Keep in mind...any produce (cactus included) you pick up from the store...NEEDS TO BE CLEANED! You don't want any lingering chemicals to kill your baby! Here are two GREAT sources for cactus...

www.rivenrock.com
www.tortoisesupply.com

If you buy it on ebay...dorisviola sells the only truly spineless cactus I've ever seen. You can also find good (inexpensive) deals on Mazuri through ebay.

Also! Stater Bros carries Santa Barbara Mix...this is a better option than Spring Mix...because it contains no lettuce...only endive, escarole and radicchio...ALL three are GREAT for your little one.

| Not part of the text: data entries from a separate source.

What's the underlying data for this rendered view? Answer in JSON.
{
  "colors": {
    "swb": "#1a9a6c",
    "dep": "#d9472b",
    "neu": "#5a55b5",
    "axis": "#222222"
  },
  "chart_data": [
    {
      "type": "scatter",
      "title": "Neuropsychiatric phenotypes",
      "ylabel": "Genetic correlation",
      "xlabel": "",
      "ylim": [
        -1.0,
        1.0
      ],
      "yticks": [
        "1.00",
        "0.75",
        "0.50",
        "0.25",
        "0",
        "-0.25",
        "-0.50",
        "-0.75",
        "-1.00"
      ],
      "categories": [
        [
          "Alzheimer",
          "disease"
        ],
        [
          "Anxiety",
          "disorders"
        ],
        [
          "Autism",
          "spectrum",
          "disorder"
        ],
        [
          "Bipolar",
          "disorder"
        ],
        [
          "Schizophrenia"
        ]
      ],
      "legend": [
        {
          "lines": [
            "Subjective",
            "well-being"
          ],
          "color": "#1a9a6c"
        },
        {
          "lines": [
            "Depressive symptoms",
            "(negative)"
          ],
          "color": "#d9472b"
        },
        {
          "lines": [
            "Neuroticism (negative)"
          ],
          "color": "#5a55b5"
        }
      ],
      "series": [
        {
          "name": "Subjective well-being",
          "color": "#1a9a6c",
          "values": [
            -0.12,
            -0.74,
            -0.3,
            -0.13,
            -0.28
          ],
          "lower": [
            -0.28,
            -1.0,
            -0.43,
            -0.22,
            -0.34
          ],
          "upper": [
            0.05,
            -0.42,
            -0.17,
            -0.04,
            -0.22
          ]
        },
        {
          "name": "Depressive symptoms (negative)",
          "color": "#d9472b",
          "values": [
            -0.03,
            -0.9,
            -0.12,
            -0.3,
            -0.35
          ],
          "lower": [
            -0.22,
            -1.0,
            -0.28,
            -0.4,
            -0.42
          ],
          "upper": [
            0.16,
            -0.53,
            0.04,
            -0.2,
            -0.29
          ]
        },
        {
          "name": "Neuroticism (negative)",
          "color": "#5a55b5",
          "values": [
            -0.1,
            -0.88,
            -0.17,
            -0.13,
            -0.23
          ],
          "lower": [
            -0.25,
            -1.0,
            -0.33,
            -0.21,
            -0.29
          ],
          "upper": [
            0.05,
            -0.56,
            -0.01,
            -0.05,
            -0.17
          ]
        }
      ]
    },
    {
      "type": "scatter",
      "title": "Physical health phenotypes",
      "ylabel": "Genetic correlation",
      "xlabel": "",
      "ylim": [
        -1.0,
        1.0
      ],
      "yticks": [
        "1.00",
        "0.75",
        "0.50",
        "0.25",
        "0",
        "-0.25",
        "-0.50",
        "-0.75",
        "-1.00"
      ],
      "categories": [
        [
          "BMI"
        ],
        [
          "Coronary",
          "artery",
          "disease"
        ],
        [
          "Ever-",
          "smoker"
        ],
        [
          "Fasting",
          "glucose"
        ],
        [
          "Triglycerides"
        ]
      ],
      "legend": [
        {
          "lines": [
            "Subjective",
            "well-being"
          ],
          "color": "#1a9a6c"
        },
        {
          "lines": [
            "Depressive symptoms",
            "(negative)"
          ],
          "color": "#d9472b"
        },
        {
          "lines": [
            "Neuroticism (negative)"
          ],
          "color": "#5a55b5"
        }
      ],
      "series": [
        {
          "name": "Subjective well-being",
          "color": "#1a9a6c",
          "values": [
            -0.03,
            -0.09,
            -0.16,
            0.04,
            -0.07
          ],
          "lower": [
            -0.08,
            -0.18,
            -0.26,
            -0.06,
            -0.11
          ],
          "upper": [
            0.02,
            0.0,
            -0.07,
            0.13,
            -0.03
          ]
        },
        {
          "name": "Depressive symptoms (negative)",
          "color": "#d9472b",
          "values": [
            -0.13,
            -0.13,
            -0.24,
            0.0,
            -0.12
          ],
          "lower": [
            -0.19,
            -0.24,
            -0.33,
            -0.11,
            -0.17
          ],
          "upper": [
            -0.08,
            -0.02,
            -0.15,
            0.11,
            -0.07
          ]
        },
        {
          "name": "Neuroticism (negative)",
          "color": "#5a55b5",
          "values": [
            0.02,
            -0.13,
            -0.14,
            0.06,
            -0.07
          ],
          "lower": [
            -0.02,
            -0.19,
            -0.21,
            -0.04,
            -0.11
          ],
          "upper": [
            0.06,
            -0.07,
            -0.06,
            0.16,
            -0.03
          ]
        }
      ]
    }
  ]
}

God luck and keep us posted on his progress!


----------



## PEEEETE (Aug 14, 2011)

DeanS said:


> Keep in mind...any produce (cactus included) you pick up from the store...NEEDS TO BE CLEANED! You don't want any lingering chemicals to kill your baby! Here are two GREAT sources for cactus...
> 
> www.rivenrock.com
> www.tortoisesupply.com
> ...


Great post! Thank you very much, Dean. I will check out all of those sources


----------



## Robert (Aug 14, 2011)

I have been happy with the cactus from DorisViola on eBay.


----------



## DeanS (Aug 14, 2011)

PEEEETE said:


> DeanS said:
> 
> 
> > Keep in mind...any produce (cactus included) you pick up from the store...NEEDS TO BE CLEANED! You don't want any lingering chemicals to kill your baby! Here are two GREAT sources for cactus...
> ...



Hey! I just noticed, you're in Vacaville. I just sent my resume to work elephants at Six Flags!


----------



## PEEEETE (Aug 14, 2011)

DeanS said:


> Hey! I just noticed, you're in Vacaville. I just sent my resume to work elephants at Six Flags!

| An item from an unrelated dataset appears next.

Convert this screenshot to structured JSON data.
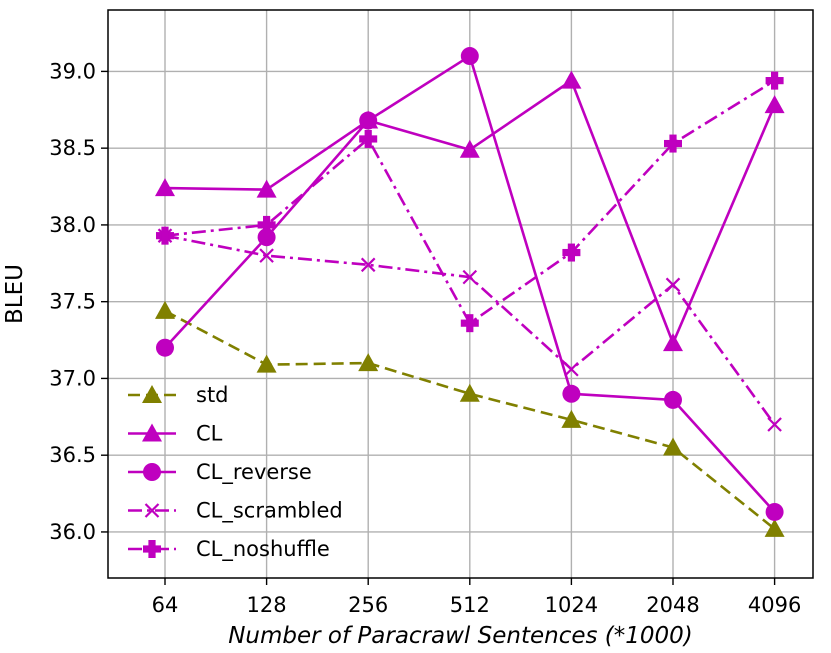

That's pretty freakin cool! Good luck with the new job, I hope you get it! I haven't been to six flags in a quite a while, I didn't know that they had some elephants. Like I said, I haven't been there in ages. It's changed a lot since when I was younger, and it was still called "Marine World" You would relocate way up here in Nor-Cal to work there?




Robert said:


> I have been happy with the cactus from DorisViola on eBay.



Do you skin the catctus pads before feeding them to your torts? Does the same thing apply to a hatchling? Also, how long are those pads good to keep in the fridge (whole, not after cutting up) because I only have 1 tiny hatchling, and I'm guessing most of each order is going to spoil before he can eat it


----------



## DeanS (Aug 15, 2011)

PEEEETE said:


> DeanS said:
> 
> 
> > Hey! I just noticed, you're in Vacaville. I just sent my resume to work elephants at Six Flags!
> ...





If all the tangibles are in place...yes! I would relocate! The wife is already looking for houses! 

You don't need to skin the cactus...if you have a food processor, you can chop it in there just fine!


----------



## dmarcus (Aug 15, 2011)

PEEEETE said:


> dalano73 said:
> 
> 
> > Opuntia cactus pads is a good option that can be found at most Mexican food stores.
> ...



Yes they are sold fresh in the produce section...

They can keep for a while, I just found a pad in the back of my fridge and it had to be there atleast a month and it was still nice and firm...


----------